Die nicht nachgelassenen Schriftsätze der Beklagten vom 11. Februar 2004 und des Klägers vom 18. Februar 2004 geben keinen Anlass zur Wiedereröffnung der mündlichen Verhandlung, §§ 256 a, 156 ZPO.

3. Nach alledem steht nicht fest, dass der Kläger der Beklagten den Betrag von 33.000,00 DM als Darlehen überlassen hat. Dies geht zu Lasten des Klägers. Das angefochtene Urteil ist deshalb zu ändern. Die Klage ist in vollem Umfang abzuweisen.

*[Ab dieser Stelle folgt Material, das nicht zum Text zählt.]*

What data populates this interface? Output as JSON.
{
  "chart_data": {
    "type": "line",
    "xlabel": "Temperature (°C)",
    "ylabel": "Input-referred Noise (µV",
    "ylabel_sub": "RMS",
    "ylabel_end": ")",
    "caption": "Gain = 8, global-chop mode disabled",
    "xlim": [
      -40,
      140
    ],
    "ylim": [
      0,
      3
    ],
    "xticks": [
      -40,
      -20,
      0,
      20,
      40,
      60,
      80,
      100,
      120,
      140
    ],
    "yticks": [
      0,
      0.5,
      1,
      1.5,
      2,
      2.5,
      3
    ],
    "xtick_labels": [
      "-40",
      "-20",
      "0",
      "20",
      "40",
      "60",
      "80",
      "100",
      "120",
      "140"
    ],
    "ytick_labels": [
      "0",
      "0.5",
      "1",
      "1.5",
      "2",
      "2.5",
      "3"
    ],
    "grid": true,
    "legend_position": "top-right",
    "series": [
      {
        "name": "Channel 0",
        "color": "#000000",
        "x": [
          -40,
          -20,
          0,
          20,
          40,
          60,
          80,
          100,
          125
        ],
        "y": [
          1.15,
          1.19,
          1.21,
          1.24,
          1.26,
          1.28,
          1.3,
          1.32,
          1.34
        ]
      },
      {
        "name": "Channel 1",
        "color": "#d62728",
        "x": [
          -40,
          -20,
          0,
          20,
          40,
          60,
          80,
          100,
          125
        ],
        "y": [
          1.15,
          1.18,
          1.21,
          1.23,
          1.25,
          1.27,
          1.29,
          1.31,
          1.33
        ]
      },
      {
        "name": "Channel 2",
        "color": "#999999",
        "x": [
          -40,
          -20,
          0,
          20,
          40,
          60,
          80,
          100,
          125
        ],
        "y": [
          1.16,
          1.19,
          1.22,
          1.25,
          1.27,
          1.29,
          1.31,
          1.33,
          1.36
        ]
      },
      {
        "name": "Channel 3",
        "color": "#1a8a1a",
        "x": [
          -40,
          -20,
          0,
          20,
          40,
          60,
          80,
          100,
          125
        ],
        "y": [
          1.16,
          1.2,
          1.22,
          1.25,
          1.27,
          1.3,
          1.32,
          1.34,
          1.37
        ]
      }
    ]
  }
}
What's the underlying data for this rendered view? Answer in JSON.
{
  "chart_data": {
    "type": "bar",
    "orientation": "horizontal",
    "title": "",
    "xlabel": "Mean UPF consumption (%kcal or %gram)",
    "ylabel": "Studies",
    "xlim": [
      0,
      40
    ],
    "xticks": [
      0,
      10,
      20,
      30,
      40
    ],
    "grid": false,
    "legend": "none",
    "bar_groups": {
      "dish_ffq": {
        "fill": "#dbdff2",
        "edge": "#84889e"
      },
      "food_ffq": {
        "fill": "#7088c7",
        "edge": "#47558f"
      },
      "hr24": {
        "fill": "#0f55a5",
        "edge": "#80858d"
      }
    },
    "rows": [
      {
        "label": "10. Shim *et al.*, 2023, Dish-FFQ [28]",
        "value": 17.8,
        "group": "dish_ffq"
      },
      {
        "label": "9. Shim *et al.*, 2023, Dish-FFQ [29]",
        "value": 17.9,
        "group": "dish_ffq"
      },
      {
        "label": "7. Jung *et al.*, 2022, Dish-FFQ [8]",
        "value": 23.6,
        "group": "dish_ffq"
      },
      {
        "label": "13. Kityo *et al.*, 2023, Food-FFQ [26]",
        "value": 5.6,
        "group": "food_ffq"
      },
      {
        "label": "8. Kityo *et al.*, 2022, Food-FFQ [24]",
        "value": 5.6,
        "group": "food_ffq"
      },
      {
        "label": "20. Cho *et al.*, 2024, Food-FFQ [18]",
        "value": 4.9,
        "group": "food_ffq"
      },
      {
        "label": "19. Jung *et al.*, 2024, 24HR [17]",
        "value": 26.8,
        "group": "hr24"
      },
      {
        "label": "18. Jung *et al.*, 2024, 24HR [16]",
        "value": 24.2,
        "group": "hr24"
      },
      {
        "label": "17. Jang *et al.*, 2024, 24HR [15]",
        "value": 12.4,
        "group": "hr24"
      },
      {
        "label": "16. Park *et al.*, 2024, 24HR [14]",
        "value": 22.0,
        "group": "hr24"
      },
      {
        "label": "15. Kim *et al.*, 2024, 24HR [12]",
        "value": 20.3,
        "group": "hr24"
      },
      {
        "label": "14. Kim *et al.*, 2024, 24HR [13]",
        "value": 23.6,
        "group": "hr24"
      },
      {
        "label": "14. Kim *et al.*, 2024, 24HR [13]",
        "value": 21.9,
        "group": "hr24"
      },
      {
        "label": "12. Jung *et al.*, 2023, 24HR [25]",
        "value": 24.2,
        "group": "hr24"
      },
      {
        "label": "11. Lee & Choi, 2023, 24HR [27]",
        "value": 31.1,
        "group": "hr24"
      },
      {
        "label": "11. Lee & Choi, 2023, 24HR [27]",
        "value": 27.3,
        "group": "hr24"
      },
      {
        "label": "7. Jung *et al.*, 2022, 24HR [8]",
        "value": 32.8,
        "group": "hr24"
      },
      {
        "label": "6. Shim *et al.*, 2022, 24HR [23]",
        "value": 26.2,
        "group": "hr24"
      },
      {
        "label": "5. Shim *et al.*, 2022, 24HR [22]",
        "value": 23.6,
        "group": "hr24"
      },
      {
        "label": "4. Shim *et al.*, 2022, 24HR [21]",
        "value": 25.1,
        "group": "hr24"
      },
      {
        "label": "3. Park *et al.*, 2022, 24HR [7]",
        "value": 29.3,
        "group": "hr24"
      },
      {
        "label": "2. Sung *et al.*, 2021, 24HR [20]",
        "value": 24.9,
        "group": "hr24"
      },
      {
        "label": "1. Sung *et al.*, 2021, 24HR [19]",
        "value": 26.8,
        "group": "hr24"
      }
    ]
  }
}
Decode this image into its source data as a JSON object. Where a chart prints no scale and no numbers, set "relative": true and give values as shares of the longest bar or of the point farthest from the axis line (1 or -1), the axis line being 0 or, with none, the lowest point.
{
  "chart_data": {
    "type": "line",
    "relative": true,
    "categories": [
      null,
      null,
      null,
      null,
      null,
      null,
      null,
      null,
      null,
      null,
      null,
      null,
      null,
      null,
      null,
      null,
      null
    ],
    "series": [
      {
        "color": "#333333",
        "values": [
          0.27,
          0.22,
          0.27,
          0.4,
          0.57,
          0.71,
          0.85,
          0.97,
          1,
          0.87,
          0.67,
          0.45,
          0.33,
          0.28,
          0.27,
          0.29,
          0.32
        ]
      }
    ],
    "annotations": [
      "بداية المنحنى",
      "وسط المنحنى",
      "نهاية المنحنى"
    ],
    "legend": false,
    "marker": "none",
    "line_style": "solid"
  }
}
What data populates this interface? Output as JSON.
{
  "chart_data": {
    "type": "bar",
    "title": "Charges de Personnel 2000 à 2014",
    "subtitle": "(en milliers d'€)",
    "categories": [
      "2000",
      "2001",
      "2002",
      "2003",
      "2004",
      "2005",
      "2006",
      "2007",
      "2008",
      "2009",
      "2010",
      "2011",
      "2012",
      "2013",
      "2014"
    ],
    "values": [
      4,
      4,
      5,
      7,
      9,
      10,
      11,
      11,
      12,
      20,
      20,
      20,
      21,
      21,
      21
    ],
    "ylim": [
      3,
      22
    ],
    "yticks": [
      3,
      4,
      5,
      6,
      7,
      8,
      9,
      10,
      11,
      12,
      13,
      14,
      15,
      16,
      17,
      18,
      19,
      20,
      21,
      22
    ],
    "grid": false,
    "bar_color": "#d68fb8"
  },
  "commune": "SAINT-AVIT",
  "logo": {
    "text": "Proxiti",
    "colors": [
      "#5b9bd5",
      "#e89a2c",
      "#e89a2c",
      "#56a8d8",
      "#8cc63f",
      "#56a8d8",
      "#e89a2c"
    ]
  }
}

Die Kostenentscheidung ergeht gemäß § 91 Abs. 1 ZPO. Die Entscheidung zur vorläufigen Vollstreckbarkeit beruht auf §§ 708 Nr. 10, 713 ZPO i.V.m. § 26 Nr. 8 EGZPO.

Eine Zulassung der Revision gemäß § 543 Abs. 2 ZPO ist nicht veranlasst. Die Rechtssache hat keine grundsätzliche Bedeutung. Auch die Fortbildung des Rechts oder die Sicherung einer einheitlichen Rechtsprechung erfordern keine Entscheidung des Revisionsgerichts.